Hi! I'm new both to this forum and to designing websites. I'm a total n00b who has only been using Dreamweaver for three days, but I've been trying to learn the basics of site frames based off Dreamweaver's templates. After playing around with different CSS styles, I managed to throw together a basic layout: Now here's my problem: I want the links in the left sidebar to load the pages in the centre (the green part). I know you can do this with frames by creating a frame set, but the frame set takes up the entire screen, and this example was created with CSS boxes. The container (the entire content) takes up 80% of the width of the screen. So I need to know how to create a frame set that takes up 80% of the width of the screen, or else load pages in the centre box as if it were a frame. Forgive me if this sounds unclear.
First let me say that a frameset is the LAST thing you would want to use to make a website layout. Having said that, what you would have to do (if you decide to ignore that advice) is figure the rows and columns of your frameset to accommodate your left and right margin 10 a blank column of 10%. <frameset cols="10%,80%,10%"> Inside your 80% frameset, you will place another frameset which will define your site content.
Got it! I tried adding that percentage code to my frameset and it worked great. Incidentally, what's so bad about designing a site with a frameset? Is there an alternate way to load pages inside CSS boxes instead?
Using framesets has several disadvantages, I'll list a few of the big ones: SEO- The index page is just the Frameset and has no content in it for the search engines to find. SEO (part 2). The URLs make no sense. In a normal site, you could have yourdomain.com/services to show your services. However, with a frameset, you would have to go to yourdomain.com and click on "Services" but the URL would stay the same. Also, the user experience is bad from a navigation standpoint. The "Back" button becomes unpredictable because it depends on which frame is active when it is clicked. It might go back in the content or the navigation frame (depending on which one has the focus). Now, let's say that a user wanted to share your "Services" page. They go to that page and copy the link. But, when they share the link, it goes to the homepage because the URL does not change on a frameset. To get the best user experience and SEO, you should have a folder structure that matches your site structure with an index page in each subfolder: yourdomain.com/services yourdomain.com/products yourdomain.com/members This means something to the search engines as well as users.

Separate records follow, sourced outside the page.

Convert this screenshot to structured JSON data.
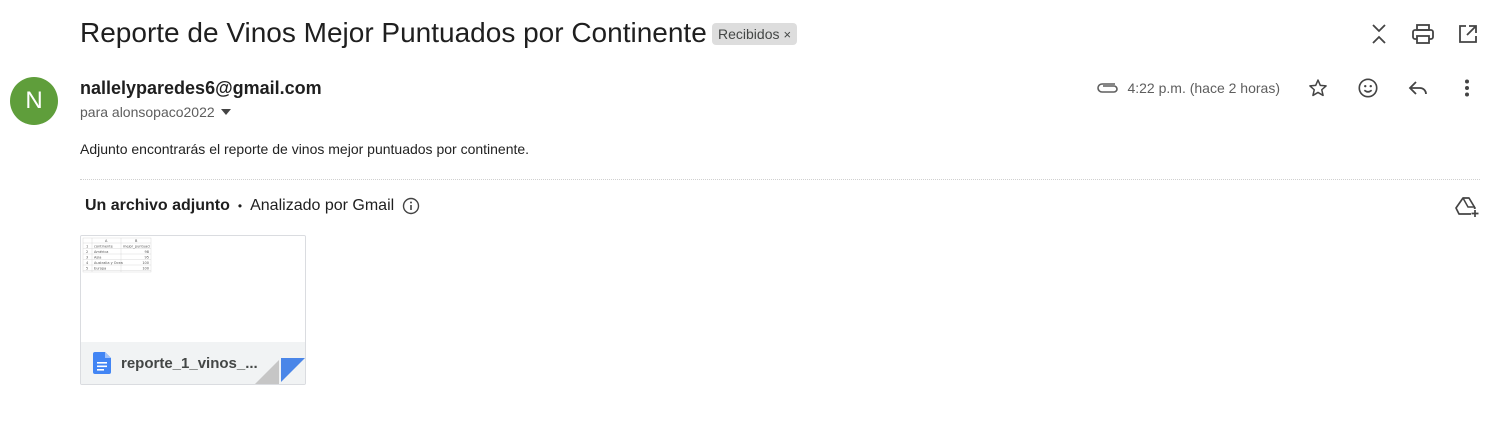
{
  "email": {
    "subject": "Reporte de Vinos Mejor Puntuados por Continente",
    "label": "Recibidos",
    "label_close": "×",
    "sender": {
      "avatar_letter": "N",
      "avatar_color": "#5f9e3b",
      "email": "nallelyparedes6@gmail.com",
      "to": "para alonsopaco2022",
      "time": "4:22 p.m. (hace 2 horas)"
    },
    "body": "Adjunto encontrarás el reporte de vinos mejor puntuados por continente.",
    "attachments": {
      "header": "Un archivo adjunto",
      "separator": "•",
      "scanned": "Analizado por Gmail",
      "file": {
        "name": "reporte_1_vinos_...",
        "icon": "google-docs-icon",
        "preview": {
          "col_headers": [
            "A",
            "B"
          ],
          "rows": [
            [
              "1",
              "continente",
              "mejor_puntuaci"
            ],
            [
              "2",
              "América",
              "98"
            ],
            [
              "3",
              "Asia",
              "95"
            ],
            [
              "4",
              "Australia y Ocea",
              "100"
            ],
            [
              "5",
              "Europa",
              "100"
            ]
          ]
        }
      }
    }
  },
  "icons": {
    "expand": "unfold-icon",
    "print": "print-icon",
    "popout": "open-in-new-icon",
    "attach": "paperclip-icon",
    "star": "star-icon",
    "emoji": "emoji-icon",
    "reply": "reply-icon",
    "more": "more-vert-icon",
    "add_drive": "add-to-drive-icon",
    "info": "info-icon",
    "dropdown": "caret-down-icon"
  }
}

You could also do this with javascript by using AJAX to load content into a div on the page but you run into the same problems that you have when using framesets. It will, however, make you look more professional and modern than using framesets which were abandoned in the 90's
You make good points. I'm still a n00b, so I'll leave the Javascript and AJAX stuff until later. As for framesets, perhaps I could use them in a limited fashion? For example, say I link my homepage to an art gallery webpage, which is a frameset with two frames: a top frame for thumbnails and a bottom frame to display the images. Does this sound like a more sensible use of framesets as opposed to the whole site?
That sounds like a better use of frameset on the surface but there are plenty of image gallery jQuery pugins available that would do the same thing without using deprecated frameset tags. The bottom line is that no one is using frameset anymore and there are plenty of good reasons not to. The time that you spend (waste) learning to use framesets could be spent learning to use plugins instead.